Tempo has launched its Mainnet for stablecoin-based payments and introduced an open standard called the Machine Payments Protocol (MPP), intended to automate payments between software agents and online services.
Tempo describes itself as a payment-focused blockchain infrastructure, emphasising instant settlement, predictable fees and high transaction throughput. Developers can connect to the network through public RPC endpoints.
Tempo co-authored MPP with Stripe. The protocol defines a standard way for machines to request, authorise and settle payments, and is designed to work across multiple payment methods, including stablecoins and cards.
Agent payments
Tempo is promoting MPP for "agentic" workflows, where software agents perform tasks and pay for resources as they go. Examples include paying for access to datasets, purchasing compute services and covering charges for testing infrastructure. A single workflow can involve many small payments across multiple vendors.
Tempo argues this pattern exposes weaknesses in traditional payment systems and some blockchain networks. Card and bank rails often assume a human is present for approvals and dispute processes. Many blockchains also struggle with fluctuating fees and structures poorly suited to high-frequency, low-value payments.
MPP introduces what Tempo calls sessions, a mechanism for continuous payments with pre-authorised limits. Users set aside funds upfront, then payments run within defined constraints as an agent consumes services. Tempo says it can aggregate many small interactions into a single settlement transaction.
Directory launch
Tempo has also launched a payments directory for services that accept MPP-based payments. It is presented as a catalogue that software agents can query, listing compatible endpoints for automated payments.

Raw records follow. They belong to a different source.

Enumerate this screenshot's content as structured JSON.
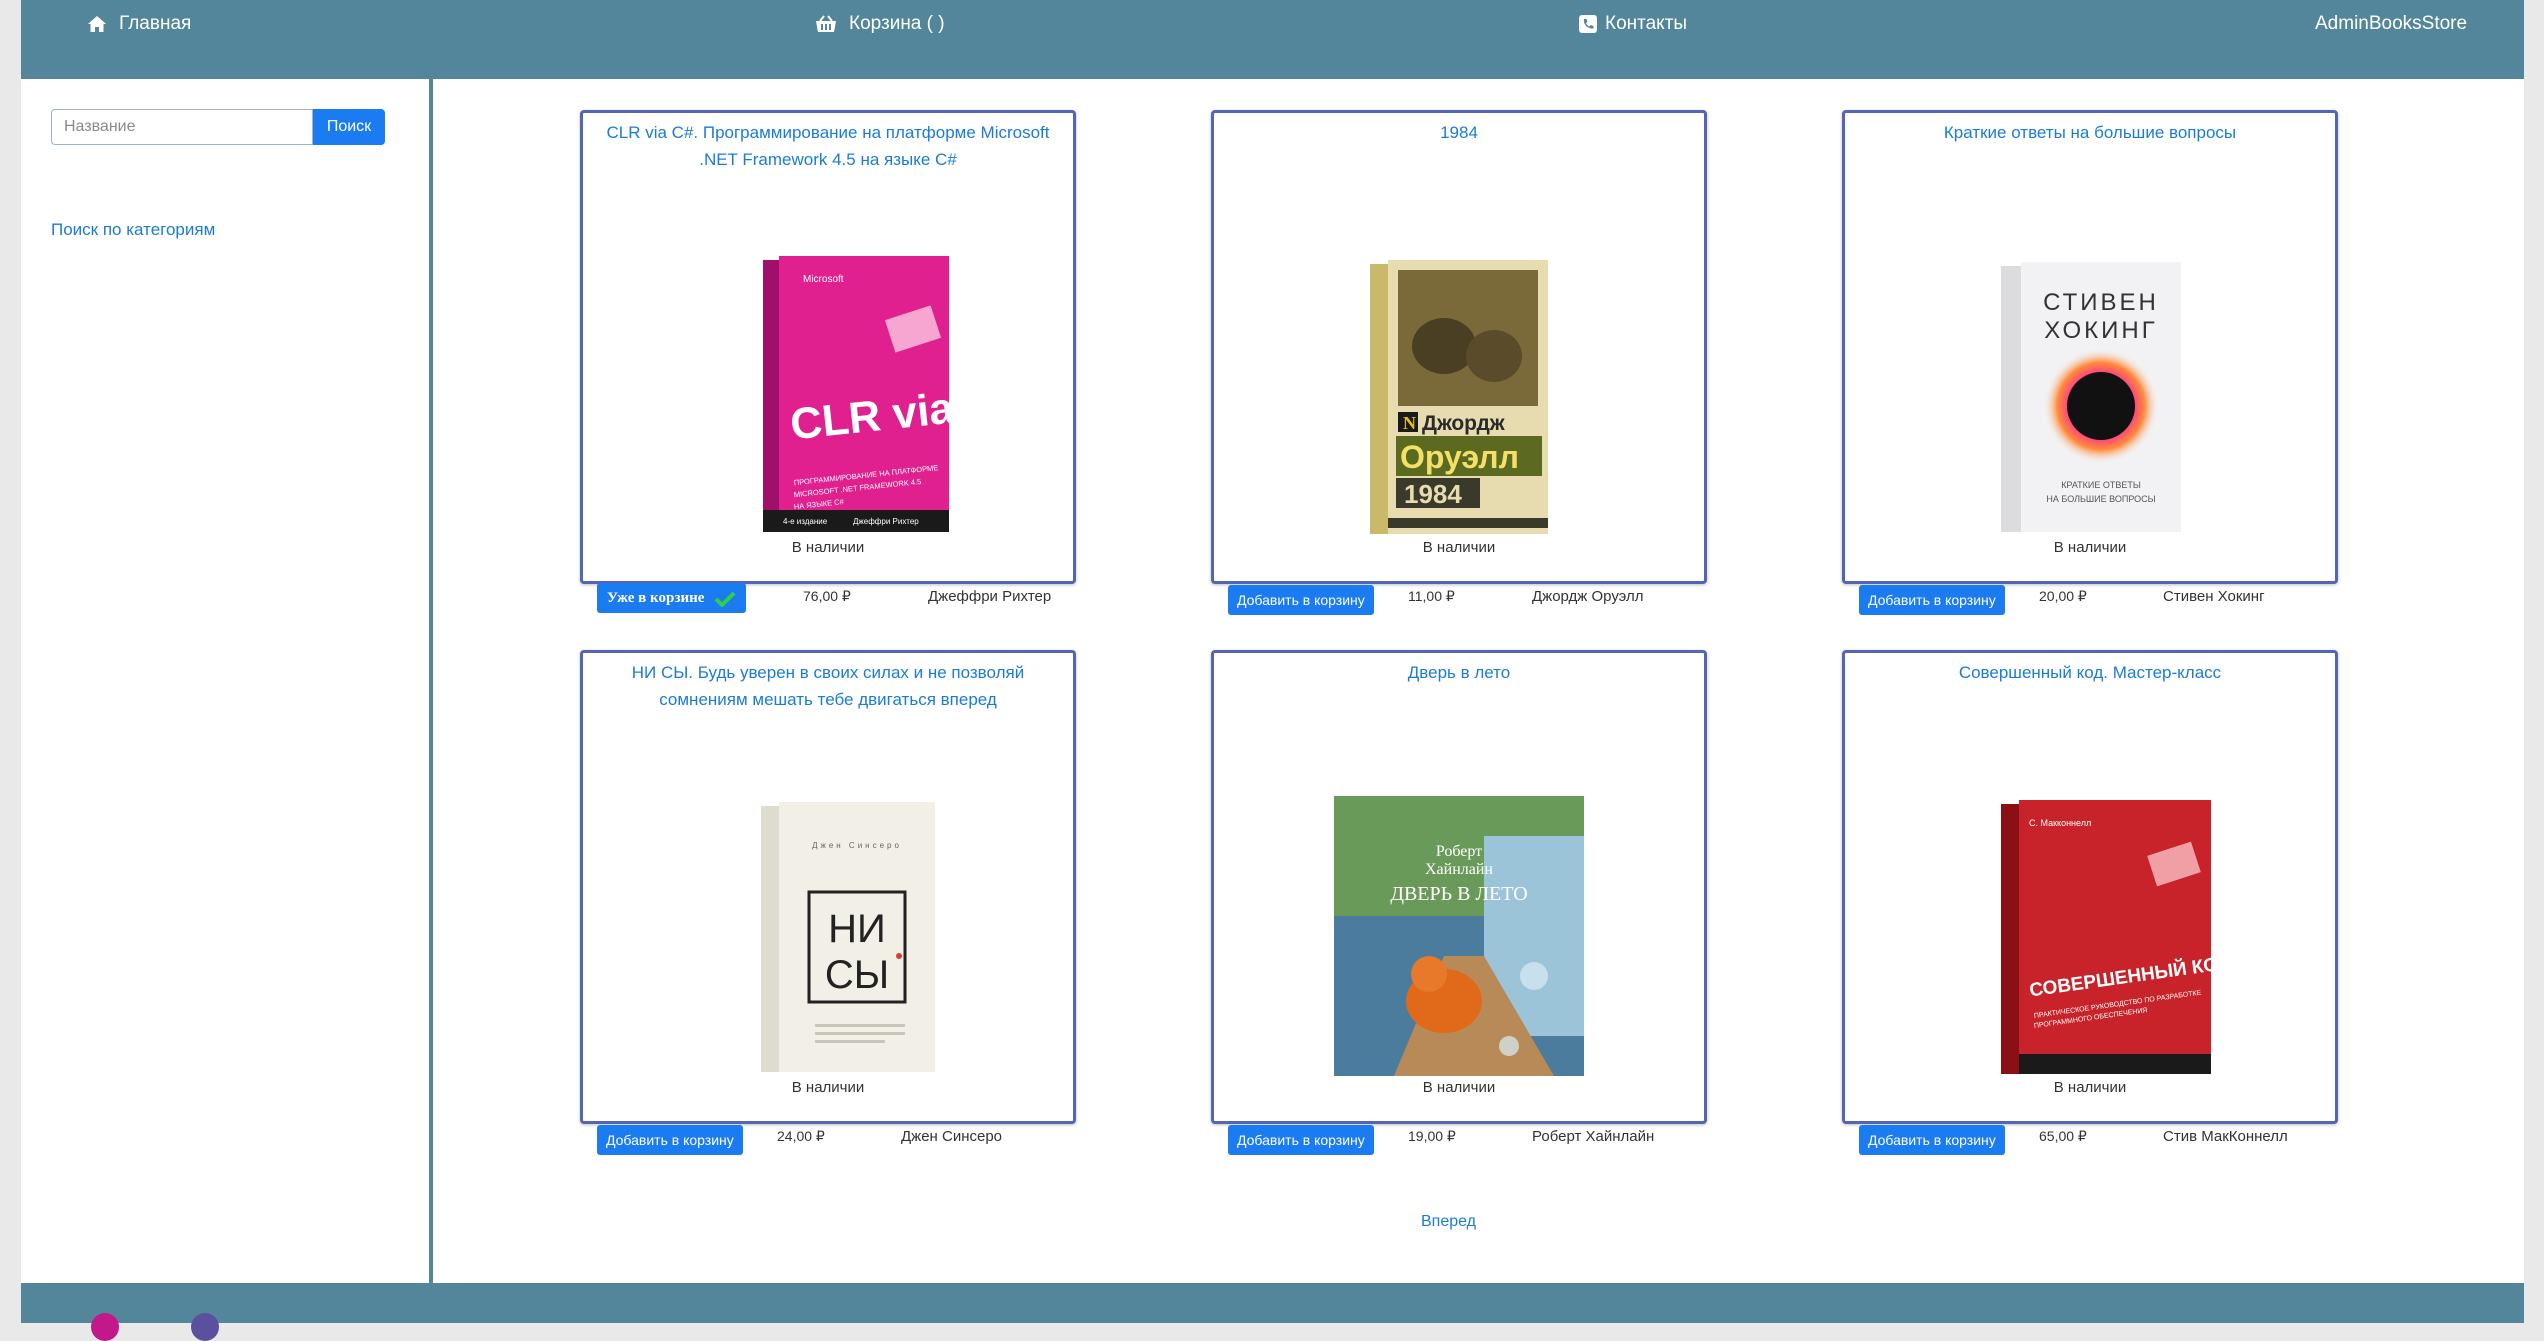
{
  "nav": {
    "home": "Главная",
    "cart": "Корзина ( )",
    "contacts": "Контакты",
    "admin": "AdminBooksStore"
  },
  "sidebar": {
    "search_placeholder": "Название",
    "search_button": "Поиск",
    "categories_link": "Поиск по категориям"
  },
  "books": [
    {
      "title": "CLR via C#. Программирование на платформе Microsoft .NET Framework 4.5 на языке C#",
      "availability": "В наличии",
      "button": "Уже в корзине",
      "in_cart": true,
      "price": "76,00 ₽",
      "author": "Джеффри Рихтер",
      "cover_color": "#e0208f",
      "cover_text": [
        "CLR via C#",
        "Программирование на платформе Microsoft .NET Framework 4.5 на языке C#",
        "4-е издание",
        "Джеффри Рихтер"
      ]
    },
    {
      "title": "1984",
      "availability": "В наличии",
      "button": "Добавить в корзину",
      "in_cart": false,
      "price": "11,00 ₽",
      "author": "Джордж Оруэлл",
      "cover_color": "#e6dcb0",
      "cover_text": [
        "Джордж",
        "Оруэлл",
        "1984"
      ]
    },
    {
      "title": "Краткие ответы на большие вопросы",
      "availability": "В наличии",
      "button": "Добавить в корзину",
      "in_cart": false,
      "price": "20,00 ₽",
      "author": "Стивен Хокинг",
      "cover_color": "#f2f2f4",
      "cover_text": [
        "СТИВЕН",
        "ХОКИНГ",
        "КРАТКИЕ ОТВЕТЫ",
        "НА БОЛЬШИЕ ВОПРОСЫ"
      ]
    },
    {
      "title": "НИ СЫ. Будь уверен в своих силах и не позволяй сомнениям мешать тебе двигаться вперед",
      "availability": "В наличии",
      "button": "Добавить в корзину",
      "in_cart": false,
      "price": "24,00 ₽",
      "author": "Джен Синсеро",
      "cover_color": "#f1efe6",
      "cover_text": [
        "Джен Синсеро",
        "НИ",
        "СЫ"
      ]
    },
    {
      "title": "Дверь в лето",
      "availability": "В наличии",
      "button": "Добавить в корзину",
      "in_cart": false,
      "price": "19,00 ₽",
      "author": "Роберт Хайнлайн",
      "cover_color": "#4b7c9e",
      "cover_text": [
        "Роберт",
        "Хайнлайн",
        "ДВЕРЬ В ЛЕТО"
      ]
    },
    {
      "title": "Совершенный код. Мастер-класс",
      "availability": "В наличии",
      "button": "Добавить в корзину",
      "in_cart": false,
      "price": "65,00 ₽",
      "author": "Стив МакКоннелл",
      "cover_color": "#c8232a",
      "cover_text": [
        "С. Макконнелл",
        "СОВЕРШЕННЫЙ КОД",
        "Практическое руководство по разработке программного обеспечения"
      ]
    }
  ],
  "pager": {
    "next": "Вперед"
  },
  "colors": {
    "navbar": "#53869a",
    "accent": "#1a7cf0",
    "link": "#1a7cd6",
    "card_border": "#5565b5"
  }
}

At launch, Tempo said the directory included integrations with more than 100 services across model providers, developer tools, compute platforms and data services. It named Alchemy, Dune Analytics, Merit Systems and Parallel Web Systems among early integrations.
Service providers can integrate billing flows through MPP and become discoverable in the directory. Tempo listed use cases such as pay-per-call APIs, monetised MCP servers, gated content and multi-service workflows.
Partners and rails
Tempo is positioning MPP as rail-agnostic. It said Visa has extended the protocol to support card-based payments on Visa's network. According to Tempo, Stripe has extended it for cards, wallets and other payment methods available through its platform. Tempo also said Lightspark has extended MPP for Bitcoin payments over the Lightning network.
The approach reflects a broader effort in the payments industry to connect automation software with billing systems while keeping settlement flexible across multiple rails. For businesses, the commercial upside of agent-driven workflows depends on predictable costs, reliable authorisation and clear settlement outcomes.
Payment workflows
Beyond software agents, Tempo is targeting established payment use cases, including global payouts, cross-border remittances, embedded finance and tokenised deposits. These areas are a focus for stablecoin issuers and infrastructure providers because they rely on high volumes, fast settlement and cross-border reach.
Tempo has worked with design partners since the launch of its public testnet in December. It described global payouts as a workload where platforms distribute funds to workers, sellers and creators in large batches, and said it has built "dedicated payment lanes" for large payout runs.
For cross-border transfers, Tempo said partners are testing remittance corridors that settle in seconds while providing auditability and predictable costs. In embedded finance, it cited smart accounts and protocol-level memos as building blocks for integrating financial workflows into applications. For tokenised deposits, it referenced reconciliation primitives and compliance registries as mechanisms that mirror traditional controls while moving settlement closer to real-time.
Tempo is working with partners, including Anthropic, DoorDash, Mastercard, Nubank, OpenAI, Ramp, Revolut, Shopify, Standard Chartered and Visa, as it brings these use cases onto the Mainnet.
Tempo said it plans to introduce additional features focused on enterprise payment workloads in the coming months.